Band’s permanent Address

Michelle Slater

An Adelaide band with Latrobe Valley roots has been honoured with a laneway and a mural renamed in its honour off one of the city’s busiest thoroughfares.

No Fixed Address Lane off Rundle Mall was officially unveiled by the City of Adelaide last month, in recognition of the band’s beginnings in the City of Churches and its contribution to Aussie rock.

No Fixed Address was formed in 1979 and included Morwell musos Ricky Harrison and later Nicky Moffat, who had been playing in Latrobe Valley outfit Black Satin.

Founding members Harrison, Bart Willoughby, Les Graham, and John Miller had put the band together while studying at the Centre for Aboriginal Studies in Music.
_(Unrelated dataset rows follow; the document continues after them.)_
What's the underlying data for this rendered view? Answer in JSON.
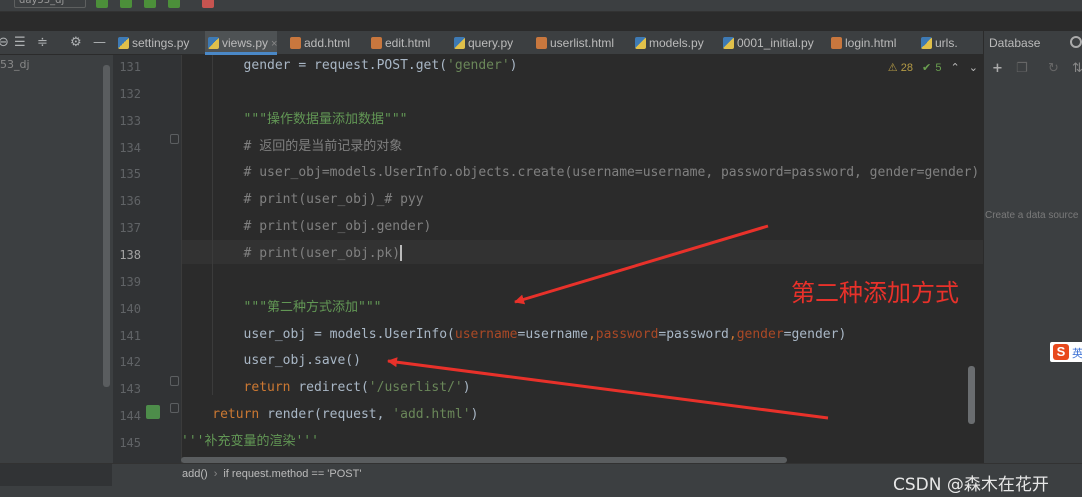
{
  "toolbar": {
    "project_dropdown": "day53_dj"
  },
  "left_panel": {
    "project_label": "53_dj"
  },
  "tabs": [
    {
      "label": "settings.py",
      "kind": "py",
      "active": false
    },
    {
      "label": "views.py",
      "kind": "py",
      "active": true
    },
    {
      "label": "add.html",
      "kind": "html",
      "active": false
    },
    {
      "label": "edit.html",
      "kind": "html",
      "active": false
    },
    {
      "label": "query.py",
      "kind": "py",
      "active": false
    },
    {
      "label": "userlist.html",
      "kind": "html",
      "active": false
    },
    {
      "label": "models.py",
      "kind": "py",
      "active": false
    },
    {
      "label": "0001_initial.py",
      "kind": "py",
      "active": false
    },
    {
      "label": "login.html",
      "kind": "html",
      "active": false
    },
    {
      "label": "urls.",
      "kind": "py",
      "active": false
    }
  ],
  "database_panel": {
    "title": "Database",
    "hint": "Create a data source"
  },
  "inspection": {
    "warnings": "28",
    "ok": "5"
  },
  "editor": {
    "current_line": "138",
    "lines": [
      {
        "num": "131",
        "indent": 8,
        "code": [
          [
            "",
            "gender = request.POST.get("
          ],
          [
            "str",
            "'gender'"
          ],
          [
            "",
            ")"
          ]
        ]
      },
      {
        "num": "132",
        "indent": 0,
        "code": []
      },
      {
        "num": "133",
        "indent": 8,
        "code": [
          [
            "doc",
            "\"\"\"操作数据量添加数据\"\"\""
          ]
        ]
      },
      {
        "num": "134",
        "indent": 8,
        "code": [
          [
            "cmt",
            "# 返回的是当前记录的对象"
          ]
        ]
      },
      {
        "num": "135",
        "indent": 8,
        "code": [
          [
            "cmt",
            "# user_obj=models.UserInfo.objects.create(username=username, password=password, gender=gender)"
          ]
        ]
      },
      {
        "num": "136",
        "indent": 8,
        "code": [
          [
            "cmt",
            "# print(user_obj)_# pyy"
          ]
        ]
      },
      {
        "num": "137",
        "indent": 8,
        "code": [
          [
            "cmt",
            "# print(user_obj.gender)"
          ]
        ]
      },
      {
        "num": "138",
        "indent": 8,
        "code": [
          [
            "cmt",
            "# print(user_obj.pk)"
          ]
        ]
      },
      {
        "num": "139",
        "indent": 0,
        "code": []
      },
      {
        "num": "140",
        "indent": 8,
        "code": [
          [
            "doc",
            "\"\"\"第二种方式添加\"\"\""
          ]
        ]
      },
      {
        "num": "141",
        "indent": 8,
        "code": [
          [
            "",
            "user_obj = models.UserInfo("
          ],
          [
            "param",
            "username"
          ],
          [
            "",
            "=username"
          ],
          [
            "kw",
            ","
          ],
          [
            "param",
            "password"
          ],
          [
            "",
            "=password"
          ],
          [
            "kw",
            ","
          ],
          [
            "param",
            "gender"
          ],
          [
            "",
            "=gender)"
          ]
        ]
      },
      {
        "num": "142",
        "indent": 8,
        "code": [
          [
            "",
            "user_obj.save()"
          ]
        ]
      },
      {
        "num": "143",
        "indent": 8,
        "code": [
          [
            "kw",
            "return "
          ],
          [
            "",
            "redirect("
          ],
          [
            "str",
            "'/userlist/'"
          ],
          [
            "",
            ")"
          ]
        ]
      },
      {
        "num": "144",
        "indent": 4,
        "code": [
          [
            "kw",
            "return "
          ],
          [
            "",
            "render(request, "
          ],
          [
            "str",
            "'add.html'"
          ],
          [
            "",
            ")"
          ]
        ]
      },
      {
        "num": "145",
        "indent": 0,
        "code": [
          [
            "doc",
            "'''补充变量的渲染'''"
          ]
        ]
      }
    ]
  },
  "status": {
    "breadcrumb": [
      "add()",
      "if request.method == 'POST'"
    ],
    "watermark": "CSDN @森木在花开"
  },
  "annotation": {
    "text": "第二种添加方式",
    "color": "#e8312a"
  }
}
The reggae rock band sang about important issues facing the Aboriginal community, taking on topics about colonisation and family connection to country.

No Fixed Address became the first Aboriginal band to tour overseas in 1984 and were inducted to the National Indigenous Music Awards Hall of Fame in 2011.

They also played with 80s Aussie rock legends including Cold Chisel, Mental as Anything, INXS and toured overseas with Peter Tosh.

Mr Harrison had previously told The Express that the band had hit walls in its early years when trying to find pubs to play live.

“We were a rebellious band, we had a song called Pigs, and Marijuana Blues, we were black-banned from playing in Adelaide venues,” Mr Harrison said.

“Back then, there were no Aboriginal bands playing in pubs, venue owners were very reserved putting on an Aboriginal band because they thought there would be trouble.”

He said the band went on to gain a live following, attracting a white middle-class audience.

“Every pub we play in was packed-out with both black and white audiences, it changed venues’ minds,” he said.

Lead vocalist and drummer Bart Willoughby said the band was very proud to have a laneway renamed in its honour.

“We hope this will help people learn about the influence our music had not only in Adelaide, but interstate and overseas,” Mr Willoughby said.

“Our band led the way for young up-and-coming Aboriginal bands. It wasn’t easy going against the mainstream and overcoming racism.”

The City of Adelaide is also renaming other laneways after musos with connections to the city, including Cold Chisel, The Angels, Paul Kelly and Sia Furler.